There are two ways to make your money grow in the stock market:
1. Through an increase in stock price or capital appreciation
Capital appreciation is an increase in the market price of your stock. It is the difference between the amount you paid when buying shares and the current market price of the stock. However, if the company does not perform as expected, the stock price may go down below your purchase price.
You cannot really earn from stock price appreciation unless you sell your shares. Otherwise, it is only a book value gain, which means it is not yet converted to cash, and current price may change depending on market forces.
For example, if you buy a share of stock at Php100.00, and it rises to Php110.00, your capital appreciation or gain is Php10.00. Keep in mind that you only realize your gain of Php10.00 minus applicable charges, if you sell at Php110.00. If you choose to hold it and it further increases to Php150.00, your capital gain would be Php50.00. However, if your stock decreases to Php100.00, and you decide to sell it at that price, then your capital gain is zero.
2. Through dividends declared by the company
Dividends are paid out to shareholders, representing earnings of the company that are not going to be reinvested in their business. There are two types of dividends: cash and stock dividends.
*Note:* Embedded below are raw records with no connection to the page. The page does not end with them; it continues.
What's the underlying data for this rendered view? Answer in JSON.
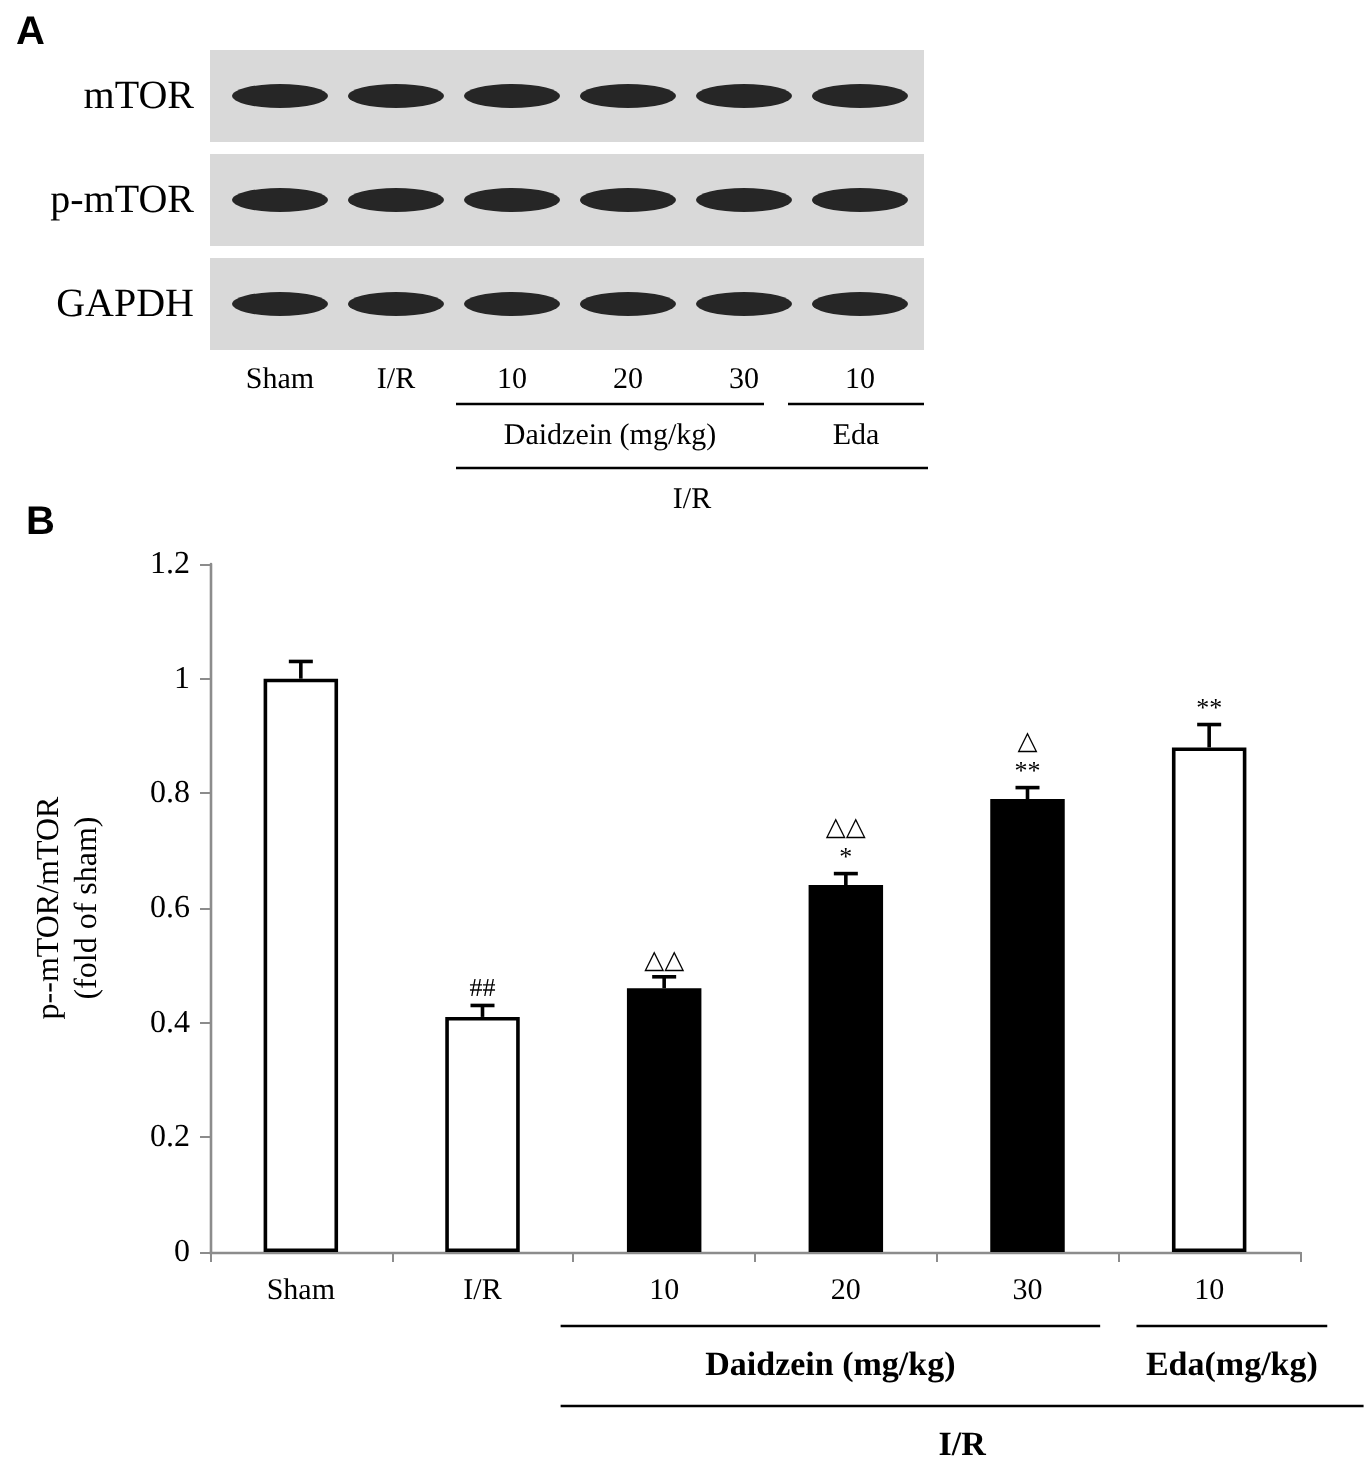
{
  "chart_data": [
    {
      "type": "other",
      "title": "A",
      "categories": [
        "Sham",
        "I/R",
        "10",
        "20",
        "30",
        "10"
      ],
      "y_categories": [
        "mTOR",
        "p-mTOR",
        "GAPDH"
      ],
      "annotations": [
        "Daidzein (mg/kg)",
        "Eda",
        "I/R"
      ]
    },
    {
      "type": "bar",
      "title": "B",
      "ylabel": "p--mTOR/mTOR\n(fold of sham)",
      "categories": [
        "Sham",
        "I/R",
        "10",
        "20",
        "30",
        "10"
      ],
      "values": [
        1,
        0.41,
        0.46,
        0.64,
        0.79,
        0.88
      ],
      "colors": [
        "#ffffff",
        "#ffffff",
        "#000000",
        "#000000",
        "#000000",
        "#ffffff"
      ],
      "errors": [
        [
          1,
          1.03
        ],
        [
          0.41,
          0.43
        ],
        [
          0.46,
          0.48
        ],
        [
          0.64,
          0.66
        ],
        [
          0.79,
          0.81
        ],
        [
          0.88,
          0.92
        ]
      ],
      "ylim": [
        0,
        1.2
      ],
      "yticks": [
        0,
        0.2,
        0.4,
        0.6,
        0.8,
        1,
        1.2
      ],
      "annotations": [
        "Daidzein (mg/kg)",
        "Eda(mg/kg)",
        "I/R",
        "##",
        "△△",
        "*",
        "△△",
        "**",
        "△",
        "**"
      ]
    }
  ]
}
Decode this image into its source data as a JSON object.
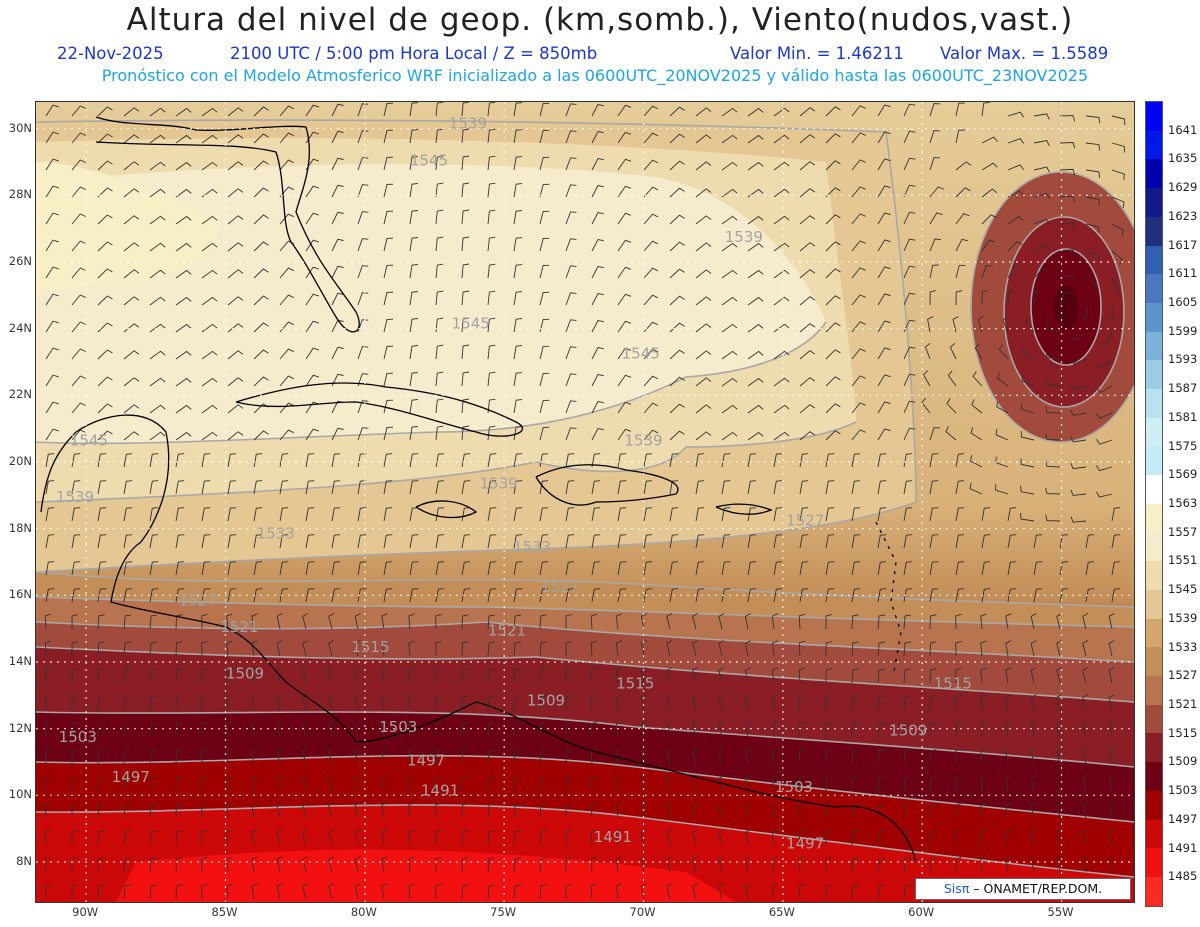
{
  "header": {
    "title": "Altura del nivel de geop. (km,somb.), Viento(nudos,vast.)",
    "date": "22-Nov-2025",
    "time": "2100 UTC / 5:00 pm Hora Local / Z = 850mb",
    "min_value": "Valor Min. = 1.46211",
    "max_value": "Valor Max. = 1.5589",
    "model_info": "Pronóstico con el Modelo Atmosferico WRF inicializado a las 0600UTC_20NOV2025 y válido hasta las  0600UTC_23NOV2025"
  },
  "map": {
    "lat_labels": [
      "30N",
      "28N",
      "26N",
      "24N",
      "22N",
      "20N",
      "18N",
      "16N",
      "14N",
      "12N",
      "10N",
      "8N"
    ],
    "lon_labels": [
      "90W",
      "85W",
      "80W",
      "75W",
      "70W",
      "65W",
      "60W",
      "55W"
    ],
    "lat_values": [
      30,
      28,
      26,
      24,
      22,
      20,
      18,
      16,
      14,
      12,
      10,
      8
    ],
    "lon_values": [
      -90,
      -85,
      -80,
      -75,
      -70,
      -65,
      -60,
      -55
    ],
    "extent": {
      "lon_min": -91.8,
      "lon_max": -52.4,
      "lat_min": 6.8,
      "lat_max": 30.8
    },
    "contour_labels": [
      {
        "text": "1539",
        "lon": -76.3,
        "lat": 30.0
      },
      {
        "text": "1545",
        "lon": -77.7,
        "lat": 28.9
      },
      {
        "text": "1539",
        "lon": -66.4,
        "lat": 26.6
      },
      {
        "text": "1545",
        "lon": -76.2,
        "lat": 24.0
      },
      {
        "text": "1545",
        "lon": -70.1,
        "lat": 23.1
      },
      {
        "text": "1545",
        "lon": -89.9,
        "lat": 20.5
      },
      {
        "text": "1539",
        "lon": -70.0,
        "lat": 20.5
      },
      {
        "text": "1539",
        "lon": -75.2,
        "lat": 19.2
      },
      {
        "text": "1539",
        "lon": -90.4,
        "lat": 18.8
      },
      {
        "text": "1533",
        "lon": -83.2,
        "lat": 17.7
      },
      {
        "text": "1533",
        "lon": -74.0,
        "lat": 17.3
      },
      {
        "text": "1527",
        "lon": -64.2,
        "lat": 18.1
      },
      {
        "text": "1527",
        "lon": -73.0,
        "lat": 16.1
      },
      {
        "text": "1527",
        "lon": -86.0,
        "lat": 15.7
      },
      {
        "text": "1521",
        "lon": -84.5,
        "lat": 14.9
      },
      {
        "text": "1521",
        "lon": -74.9,
        "lat": 14.8
      },
      {
        "text": "1515",
        "lon": -79.8,
        "lat": 14.3
      },
      {
        "text": "1509",
        "lon": -84.3,
        "lat": 13.5
      },
      {
        "text": "1515",
        "lon": -70.3,
        "lat": 13.2
      },
      {
        "text": "1515",
        "lon": -58.9,
        "lat": 13.2
      },
      {
        "text": "1509",
        "lon": -73.5,
        "lat": 12.7
      },
      {
        "text": "1503",
        "lon": -78.8,
        "lat": 11.9
      },
      {
        "text": "1509",
        "lon": -60.5,
        "lat": 11.8
      },
      {
        "text": "1503",
        "lon": -90.3,
        "lat": 11.6
      },
      {
        "text": "1497",
        "lon": -77.8,
        "lat": 10.9
      },
      {
        "text": "1497",
        "lon": -88.4,
        "lat": 10.4
      },
      {
        "text": "1491",
        "lon": -77.3,
        "lat": 10.0
      },
      {
        "text": "1503",
        "lon": -64.6,
        "lat": 10.1
      },
      {
        "text": "1491",
        "lon": -71.1,
        "lat": 8.6
      },
      {
        "text": "1497",
        "lon": -64.2,
        "lat": 8.4
      }
    ]
  },
  "colorbar": {
    "labels": [
      "1641",
      "1635",
      "1629",
      "1623",
      "1617",
      "1611",
      "1605",
      "1599",
      "1593",
      "1587",
      "1581",
      "1575",
      "1569",
      "1563",
      "1557",
      "1551",
      "1545",
      "1539",
      "1533",
      "1527",
      "1521",
      "1515",
      "1509",
      "1503",
      "1497",
      "1491",
      "1485"
    ],
    "colors": [
      "#0000ff",
      "#0018e8",
      "#0000b0",
      "#10188c",
      "#20307f",
      "#3060b0",
      "#4a78c0",
      "#5c94cc",
      "#7ab2dc",
      "#9ccce6",
      "#b8e2f0",
      "#d0eef6",
      "#c4ecf6",
      "#ffffff",
      "#f8efc6",
      "#f6ebcc",
      "#efdcae",
      "#e4c792",
      "#d2a66c",
      "#c48e58",
      "#b8744e",
      "#a24b3c",
      "#8a1e24",
      "#6e0014",
      "#a00000",
      "#cc0808",
      "#f21010",
      "#ff2a22"
    ]
  },
  "credit": {
    "logo": "Sisπ",
    "text": "– ONAMET/REP.DOM."
  }
}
A cash dividend represents earnings declared by the company for every share of stock. So, if the company declares a dividend of 25 centavos per share, a stockholder with 10,000 shares will receive a cash dividend of (Php2,500.00 minus tax of 10% for individual Filipino investors)(Php0.25 x 10,000) in cash.
Stock dividends are additional shares given to shareholders at no cost. If the company declares a 25 percent stock dividend, a stockholder with 10,000 shares will be entitled to an additional 2,500 shares of stock. These shares can be sold anytime after the shares have been issued.